1. Hardware check — detects GPU/RAM and selects CPU fp32 or CUDA bf16 automatically
2. Load dots.ocr from Hugging Face (~3.5 GB bf16, ~7 GB fp32)
3. Transcribe a writer_00 sample (single 320×140 image)
4. Transcribe the full `testamento_writer00.png` document
5. Transcribe Lorella real-world handwriting samples
6. Side-by-side EasyOCR vs dots.ocr comparison + CER measurement

**Forensic use cases:**

- High-quality OCR on Italian cursive handwriting
- Documents with tables, formulas, or complex layouts
- When EasyOCR results are insufficient for forensic accuracy requirements

**Prerequisites:** `transformers>=4.49`, `qwen_vl_utils`, `torch`, `Pillow`, `psutil`, `accelerate`

**Hardware note:** On CPU (~7 GB free RAM), inference takes 2–5 min per image. On GPU ≥8 GB VRAM,
5–10 seconds per image. Not suitable for interactive real-time demos — use EasyOCR in the Gradio app.

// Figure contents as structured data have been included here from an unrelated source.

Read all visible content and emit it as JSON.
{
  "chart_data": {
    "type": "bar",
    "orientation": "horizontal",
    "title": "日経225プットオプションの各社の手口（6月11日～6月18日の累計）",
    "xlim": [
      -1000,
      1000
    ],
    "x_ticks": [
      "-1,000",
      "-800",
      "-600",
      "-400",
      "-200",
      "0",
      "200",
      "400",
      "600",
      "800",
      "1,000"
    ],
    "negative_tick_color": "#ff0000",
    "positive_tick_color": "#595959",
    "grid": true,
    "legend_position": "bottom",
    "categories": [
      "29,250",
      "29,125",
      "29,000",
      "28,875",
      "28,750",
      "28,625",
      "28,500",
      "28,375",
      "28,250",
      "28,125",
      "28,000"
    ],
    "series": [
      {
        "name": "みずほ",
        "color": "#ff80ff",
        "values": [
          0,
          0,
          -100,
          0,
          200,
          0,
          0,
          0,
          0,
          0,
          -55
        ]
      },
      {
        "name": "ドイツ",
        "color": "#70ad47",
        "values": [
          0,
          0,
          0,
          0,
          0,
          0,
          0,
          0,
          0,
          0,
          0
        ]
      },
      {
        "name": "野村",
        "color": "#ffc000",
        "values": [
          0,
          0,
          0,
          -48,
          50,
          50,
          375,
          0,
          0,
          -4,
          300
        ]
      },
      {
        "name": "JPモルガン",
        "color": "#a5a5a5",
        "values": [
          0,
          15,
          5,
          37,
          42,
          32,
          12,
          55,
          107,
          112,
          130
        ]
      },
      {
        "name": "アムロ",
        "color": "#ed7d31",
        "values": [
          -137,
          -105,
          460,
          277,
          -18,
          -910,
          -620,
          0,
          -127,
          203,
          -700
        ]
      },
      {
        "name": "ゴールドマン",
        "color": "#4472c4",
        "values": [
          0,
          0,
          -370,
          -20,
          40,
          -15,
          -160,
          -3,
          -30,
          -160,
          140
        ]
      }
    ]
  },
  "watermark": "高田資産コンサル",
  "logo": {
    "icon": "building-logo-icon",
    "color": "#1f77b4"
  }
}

**Installation (one-time — see notebook cell):**

```bash
git clone https://github.com/rednote-hilab/dots.ocr.git DotsOCR
pip install -e DotsOCR
pip install qwen_vl_utils accelerate
```

**Reference:** [arxiv 2512.02498](https://arxiv.org/abs/2512.02498) — RedNote / Xiaohongshu, Dec 2024.

---

## Interactive Demo (Gradio)

**File:** `app/grapholab_demo.py`

A browser-based multi-tab Gradio application (fully in Italian) aggregating nine AI capabilities:

| Tab | Functionality |
|-----|--------------|
| OCR Manoscritto | Upload an image (single or multi-line) → transcribed text (EasyOCR) |
| Verifica Firma | Upload two signatures → genuine / forged verdict |
| Rilevamento Firma | Upload a document → annotated image with detected signatures |
| Riconoscimento Entità | Enter text → colour-coded named entities + summary table |
| Identificazione Scrittore | Upload a handwriting sample → ranked candidate authors with probability scores |
| Analisi Grafologica | Upload handwritten text → visual metrics dashboard |
| Perizia Forense Automatica | Upload a document (+optional reference signature) → full forensic report (7 steps: detection, HTR, NER, writer ID, graphology, signature verification, LLM synthesis via Ollama) |
| Datazione Documenti | Upload multiple document images → chronological ordering by extracted date (EasyOCR + dateparser) |
| Consulente Forense IA | RAG chatbot: upload PDF/DOCX to enrich the knowledge base, then ask questions answered by a local Ollama LLM |

**Running locally:**

```bash
# Create and activate a virtual environment (recommended)
python -m venv .venv

# Windows
.venv\Scripts\activate
# macOS / Linux
source .venv/bin/activate

pip install -r requirements.txt
python app/grapholab_demo.py
# Open http://localhost:7860
```

---

## Running with Docker

```bash
# JupyterLab at http://localhost:8888  (token: grapholab)
docker compose up jupyter

# Gradio demo at http://localhost:7860
docker compose up gradio

# Both services together
docker compose up
```

The Hugging Face model cache is stored in a named Docker volume (`grapholab-hf-cache`) and shared between both services. Models are downloaded only once.

---

## Sample Data

Demo images are provided in `data/samples/`:

| File | Used in |
|------|---------|
| `handwritten_text_01.png` | Labs 02, 06, 07 (single-line HTR demo) |
| `handwritten_multiline_01.png` | Labs 02, 07 (multi-line HTR + NER pipeline) |
| `genuine_N_M.png` | Lab 03 (CEDAR reference signatures, N=writer, M=sample) |
| `forged_N_M.png` | Lab 03 (CEDAR forgeries, pre-selected for model detectability) |
| `document_with_signature_*.png` | Lab 04 |

Signature samples (`genuine_*`, `forged_*`) are sourced from the **CEDAR** signature database and pre-selected so that SigNet correctly classifies the forgery. You can replace or supplement these with your own images to experiment with real-world cases.